Whole Earth
- Former editors: Kevin Kelly, Howard Rheingold, Ruth Kissane, Peter Warshall, Anne Herbert
- Categories: Environment, Science, Politics
- Frequency: Quarterly
- First issue: January 1985
- Final issue Number: Spring 2003 Issue 110
- Company: Point Foundation
- Country: United States
- Based in: Sausalito, California
- Language: English
- Website: http://www.wholeearth.com
- ISSN: 1097-5268

= Whole Earth Review =

American magazine (1985–2002)

Whole Earth Review (Whole Earth after 1997) was a magazine which was founded in January 1985 after the merger of the Whole Earth Software Review (a supplement to the Whole Earth Software Catalog) and the CoEvolution Quarterly. All of these periodicals are descendants of Stewart Brand's Whole Earth Catalog. The earlier ones were published by Dick Raymond’s Portola Institute, while later ones were published by the Point Foundation, a non-profit founded by Raymond and Brand.

The last published hard copy issue of the magazine was the Winter 2002 issue. The next issue (Spring 2003) was planned but never published in hard copy format. Bruce Sterling attempted to solicit funds for this issue by writing that "friends at Whole Earth Magazine have experienced a funding crunch so severe that the Spring 2003 special issue (#111) on Technological Singularity, edited by Alex Steffen of the Viridian curia, hasn't been printed and distributed. Whole Earth is soliciting donations to get the issue printed, and has put some of the content online". Eventually, elements of the 2003 issue appeared only in digital format on the Whole Earth website.

==Overview==
Fred Turner discusses the creation of the Whole Earth Review in From Counterculture to Cyberculture: Stewart Brand, the Whole Earth Network, and the Rise of Digital Utopianism. Turner notes that in 1983, The Whole Earth Software Catalog was proposed by John Brockman as a magazine which "would do for computing what the original [Whole Earth Catalog] had done for the counterculture: identify and recommend the best tools as they emerged". The first issue was released in the Fall of 1984. The Whole Earth Software Catalog was a business failure, and was only published twice, with only three of The Whole Earth Software Review supplements published . At the same time, another Brand publication, CoEvolution Quarterly evolved out of the original Whole Earth Supplement in 1974. In 1985, Brand merged CoEvolution Quarterly with The Whole Earth Software Review to create the Whole Earth Review.

This is also indicated in the issues themselves. Fall 1984, issue #43 is titled The Last CoEvolution Quarterly. The cover also states, "Next issue is 'Whole Earth Review': livelier snake, new skin". In January 1985, issue #44 was titled Whole Earth Review: Tools and Ideas for the Computer Age. The cover also reads "The continuation of CoEvolution Quarterly and Whole Earth Software Review". In an article titled "Whole Earth Software Catalog Version 1.1", Stewart Brand states that there are three intended audiences for the new Whole Earth Review: a) The audience of The Whole Earth Software Catalog, b) The audience of The Whole Earth Software Review and c) The audience of CoEvolution Quarterly. The office of Whole Earth Review was next door to The WELL, another project that Stewart Brand and associates co-founded.
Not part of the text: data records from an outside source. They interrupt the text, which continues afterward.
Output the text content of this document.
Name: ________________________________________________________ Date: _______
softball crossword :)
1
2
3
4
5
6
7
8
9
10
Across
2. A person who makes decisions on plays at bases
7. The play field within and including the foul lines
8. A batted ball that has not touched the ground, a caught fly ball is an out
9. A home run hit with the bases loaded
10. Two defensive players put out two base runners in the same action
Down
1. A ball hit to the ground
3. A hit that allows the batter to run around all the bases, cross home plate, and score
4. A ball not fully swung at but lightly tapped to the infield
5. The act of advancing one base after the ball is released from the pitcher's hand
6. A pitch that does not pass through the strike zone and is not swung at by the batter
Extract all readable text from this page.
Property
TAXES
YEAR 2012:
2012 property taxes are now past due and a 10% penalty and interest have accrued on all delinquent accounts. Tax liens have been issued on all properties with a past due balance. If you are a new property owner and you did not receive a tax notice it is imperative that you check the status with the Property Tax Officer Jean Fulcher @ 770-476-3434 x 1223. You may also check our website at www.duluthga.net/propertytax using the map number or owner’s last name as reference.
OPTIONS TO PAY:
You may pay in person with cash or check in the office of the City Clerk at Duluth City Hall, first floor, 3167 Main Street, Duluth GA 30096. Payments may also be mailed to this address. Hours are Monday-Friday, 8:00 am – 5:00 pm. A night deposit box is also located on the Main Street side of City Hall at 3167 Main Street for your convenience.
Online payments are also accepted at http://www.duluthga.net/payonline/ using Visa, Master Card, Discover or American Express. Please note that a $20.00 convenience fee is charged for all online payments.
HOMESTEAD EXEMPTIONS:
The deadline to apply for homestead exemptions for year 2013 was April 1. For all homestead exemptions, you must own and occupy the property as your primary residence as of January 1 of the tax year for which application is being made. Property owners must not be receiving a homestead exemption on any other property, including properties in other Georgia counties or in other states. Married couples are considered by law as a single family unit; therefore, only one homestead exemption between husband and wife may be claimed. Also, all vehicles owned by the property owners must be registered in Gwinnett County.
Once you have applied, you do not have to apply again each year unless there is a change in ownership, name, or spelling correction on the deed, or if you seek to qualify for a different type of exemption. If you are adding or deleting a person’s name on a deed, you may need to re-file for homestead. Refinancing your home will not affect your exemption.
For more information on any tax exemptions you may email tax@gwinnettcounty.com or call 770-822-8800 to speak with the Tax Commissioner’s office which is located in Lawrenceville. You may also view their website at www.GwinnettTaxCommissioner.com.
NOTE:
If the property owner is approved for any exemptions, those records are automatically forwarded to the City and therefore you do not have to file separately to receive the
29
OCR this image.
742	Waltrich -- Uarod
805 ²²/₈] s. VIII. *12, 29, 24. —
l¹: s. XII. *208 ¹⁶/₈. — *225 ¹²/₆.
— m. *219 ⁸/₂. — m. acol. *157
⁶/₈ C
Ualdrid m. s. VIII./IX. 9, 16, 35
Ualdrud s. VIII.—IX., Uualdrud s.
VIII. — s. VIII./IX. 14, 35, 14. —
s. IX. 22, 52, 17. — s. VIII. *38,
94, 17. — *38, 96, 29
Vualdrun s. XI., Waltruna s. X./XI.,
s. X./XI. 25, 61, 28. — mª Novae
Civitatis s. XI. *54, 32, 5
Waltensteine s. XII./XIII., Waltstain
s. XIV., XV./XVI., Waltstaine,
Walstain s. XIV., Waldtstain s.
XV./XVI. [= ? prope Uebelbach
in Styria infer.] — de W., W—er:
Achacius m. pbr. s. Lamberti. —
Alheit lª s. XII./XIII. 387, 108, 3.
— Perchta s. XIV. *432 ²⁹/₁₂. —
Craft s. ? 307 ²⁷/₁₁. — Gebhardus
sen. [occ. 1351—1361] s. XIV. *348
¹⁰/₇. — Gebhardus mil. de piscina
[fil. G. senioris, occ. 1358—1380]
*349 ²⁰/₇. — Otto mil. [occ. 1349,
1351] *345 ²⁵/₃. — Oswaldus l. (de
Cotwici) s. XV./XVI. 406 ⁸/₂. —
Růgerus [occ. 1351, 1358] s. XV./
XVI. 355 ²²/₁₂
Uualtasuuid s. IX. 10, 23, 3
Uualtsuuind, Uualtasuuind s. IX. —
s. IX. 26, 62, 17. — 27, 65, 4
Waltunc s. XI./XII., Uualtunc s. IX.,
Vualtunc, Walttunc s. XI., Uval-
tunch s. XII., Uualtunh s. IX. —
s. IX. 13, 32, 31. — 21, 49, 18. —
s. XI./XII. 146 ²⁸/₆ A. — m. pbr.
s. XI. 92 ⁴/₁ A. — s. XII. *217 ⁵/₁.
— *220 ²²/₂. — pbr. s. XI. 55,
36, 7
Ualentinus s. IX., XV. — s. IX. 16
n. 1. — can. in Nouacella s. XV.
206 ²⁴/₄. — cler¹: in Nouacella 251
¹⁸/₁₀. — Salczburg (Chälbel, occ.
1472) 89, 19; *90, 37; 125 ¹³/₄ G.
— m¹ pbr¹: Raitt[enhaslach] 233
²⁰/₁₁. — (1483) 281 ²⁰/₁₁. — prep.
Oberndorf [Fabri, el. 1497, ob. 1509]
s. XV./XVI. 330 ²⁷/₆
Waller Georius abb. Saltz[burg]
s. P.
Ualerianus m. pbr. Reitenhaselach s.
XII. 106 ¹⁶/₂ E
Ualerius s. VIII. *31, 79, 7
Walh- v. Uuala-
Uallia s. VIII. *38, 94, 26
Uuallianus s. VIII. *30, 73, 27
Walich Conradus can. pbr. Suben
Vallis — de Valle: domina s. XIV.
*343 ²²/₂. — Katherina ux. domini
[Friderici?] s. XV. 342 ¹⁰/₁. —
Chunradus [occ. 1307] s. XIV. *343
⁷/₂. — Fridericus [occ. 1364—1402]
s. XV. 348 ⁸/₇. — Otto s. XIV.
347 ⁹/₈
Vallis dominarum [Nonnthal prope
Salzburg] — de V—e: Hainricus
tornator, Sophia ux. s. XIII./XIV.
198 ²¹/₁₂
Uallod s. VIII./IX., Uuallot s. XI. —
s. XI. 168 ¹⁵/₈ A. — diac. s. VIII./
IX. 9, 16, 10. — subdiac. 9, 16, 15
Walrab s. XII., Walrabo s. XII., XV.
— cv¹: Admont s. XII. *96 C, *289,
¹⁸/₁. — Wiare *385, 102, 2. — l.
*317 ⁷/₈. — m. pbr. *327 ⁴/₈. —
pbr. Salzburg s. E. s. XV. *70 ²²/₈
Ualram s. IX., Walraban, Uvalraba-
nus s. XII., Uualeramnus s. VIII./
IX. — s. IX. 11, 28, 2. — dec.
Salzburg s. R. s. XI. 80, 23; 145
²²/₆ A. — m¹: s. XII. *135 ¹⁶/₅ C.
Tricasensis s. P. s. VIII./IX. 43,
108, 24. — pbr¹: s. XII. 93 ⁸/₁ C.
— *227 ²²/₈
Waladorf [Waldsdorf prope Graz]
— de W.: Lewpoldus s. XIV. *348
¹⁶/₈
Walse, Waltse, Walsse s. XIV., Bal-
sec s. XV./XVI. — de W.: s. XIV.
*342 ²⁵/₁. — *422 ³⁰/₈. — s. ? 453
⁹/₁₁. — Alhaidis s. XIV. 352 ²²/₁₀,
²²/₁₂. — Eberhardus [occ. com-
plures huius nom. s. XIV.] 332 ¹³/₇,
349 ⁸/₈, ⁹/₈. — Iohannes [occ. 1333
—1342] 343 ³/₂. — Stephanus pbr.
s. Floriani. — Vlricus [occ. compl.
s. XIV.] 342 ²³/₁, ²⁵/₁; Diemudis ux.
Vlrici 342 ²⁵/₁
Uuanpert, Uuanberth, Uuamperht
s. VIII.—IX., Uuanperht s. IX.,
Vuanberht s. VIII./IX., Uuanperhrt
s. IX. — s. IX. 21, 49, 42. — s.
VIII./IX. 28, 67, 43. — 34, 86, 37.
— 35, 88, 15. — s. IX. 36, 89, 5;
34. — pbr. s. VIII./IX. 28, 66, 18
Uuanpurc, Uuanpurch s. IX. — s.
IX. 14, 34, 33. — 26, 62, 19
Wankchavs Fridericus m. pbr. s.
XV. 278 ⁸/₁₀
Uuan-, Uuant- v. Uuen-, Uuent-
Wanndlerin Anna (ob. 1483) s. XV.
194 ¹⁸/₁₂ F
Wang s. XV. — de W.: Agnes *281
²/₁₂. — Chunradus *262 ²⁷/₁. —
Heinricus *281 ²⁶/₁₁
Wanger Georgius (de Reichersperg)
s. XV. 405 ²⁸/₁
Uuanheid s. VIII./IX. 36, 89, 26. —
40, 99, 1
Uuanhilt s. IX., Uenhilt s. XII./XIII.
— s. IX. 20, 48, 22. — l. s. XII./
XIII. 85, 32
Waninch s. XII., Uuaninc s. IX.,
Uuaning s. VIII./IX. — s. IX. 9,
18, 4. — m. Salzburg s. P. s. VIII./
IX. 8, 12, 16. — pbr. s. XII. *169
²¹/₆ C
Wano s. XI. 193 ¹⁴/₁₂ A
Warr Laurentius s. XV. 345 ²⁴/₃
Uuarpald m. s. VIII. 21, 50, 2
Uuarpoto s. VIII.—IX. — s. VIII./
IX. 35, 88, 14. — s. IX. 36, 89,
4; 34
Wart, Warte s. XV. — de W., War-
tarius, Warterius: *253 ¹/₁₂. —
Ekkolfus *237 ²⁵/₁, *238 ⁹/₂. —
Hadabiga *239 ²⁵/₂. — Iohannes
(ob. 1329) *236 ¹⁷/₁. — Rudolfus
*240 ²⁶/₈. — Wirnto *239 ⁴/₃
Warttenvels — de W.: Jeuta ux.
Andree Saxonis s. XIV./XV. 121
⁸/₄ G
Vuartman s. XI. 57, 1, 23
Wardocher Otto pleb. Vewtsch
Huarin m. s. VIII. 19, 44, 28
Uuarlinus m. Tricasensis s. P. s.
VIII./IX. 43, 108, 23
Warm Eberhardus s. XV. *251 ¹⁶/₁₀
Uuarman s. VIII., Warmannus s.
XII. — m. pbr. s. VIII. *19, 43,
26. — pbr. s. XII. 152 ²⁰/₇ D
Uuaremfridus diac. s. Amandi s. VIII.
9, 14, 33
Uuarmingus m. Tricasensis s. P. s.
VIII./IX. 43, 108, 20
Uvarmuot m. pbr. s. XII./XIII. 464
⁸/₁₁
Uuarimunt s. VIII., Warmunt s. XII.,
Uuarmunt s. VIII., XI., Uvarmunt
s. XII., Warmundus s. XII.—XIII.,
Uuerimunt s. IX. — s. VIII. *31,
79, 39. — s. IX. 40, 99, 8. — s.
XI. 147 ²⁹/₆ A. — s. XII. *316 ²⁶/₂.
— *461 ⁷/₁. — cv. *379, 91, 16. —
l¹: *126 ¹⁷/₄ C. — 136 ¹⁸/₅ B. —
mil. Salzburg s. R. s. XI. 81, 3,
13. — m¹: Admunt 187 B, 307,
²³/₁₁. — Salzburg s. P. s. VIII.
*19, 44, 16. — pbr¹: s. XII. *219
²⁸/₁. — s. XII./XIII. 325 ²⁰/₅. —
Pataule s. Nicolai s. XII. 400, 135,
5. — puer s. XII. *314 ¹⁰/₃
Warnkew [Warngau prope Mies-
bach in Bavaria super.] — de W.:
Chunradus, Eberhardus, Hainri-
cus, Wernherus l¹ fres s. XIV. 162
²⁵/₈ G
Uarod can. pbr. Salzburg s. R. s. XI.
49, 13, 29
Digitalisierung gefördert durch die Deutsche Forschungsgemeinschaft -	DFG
Whole Earth had a special role in promoting alternative technology or appropriate technology. In deciding to publish full-length articles on specific topics in natural sciences, invention, arts, etc., Whole Earth (like its predecessor, CoEvolution Quarterly) was a journal aimed primarily at the educated layperson. The industrial designer and educator J. Baldwin served as the technology editor. Tool and book reviews were in abundance, and ecological and technology topics were interspersed with articles treating social and community subjects. One of the journal's recurring themes was "the commons" (a thing, institution or geographic space of, or having to do with, the community as a whole), and the related "tragedy of the commons".

Stewart Brand and the later editors invited reviews of books and tools from experts in specific fields, to be approached as though they were writing a letter to a friend.

Whole Earth editors Kevin Kelly and Howard Rheingold both went on to edit other magazines.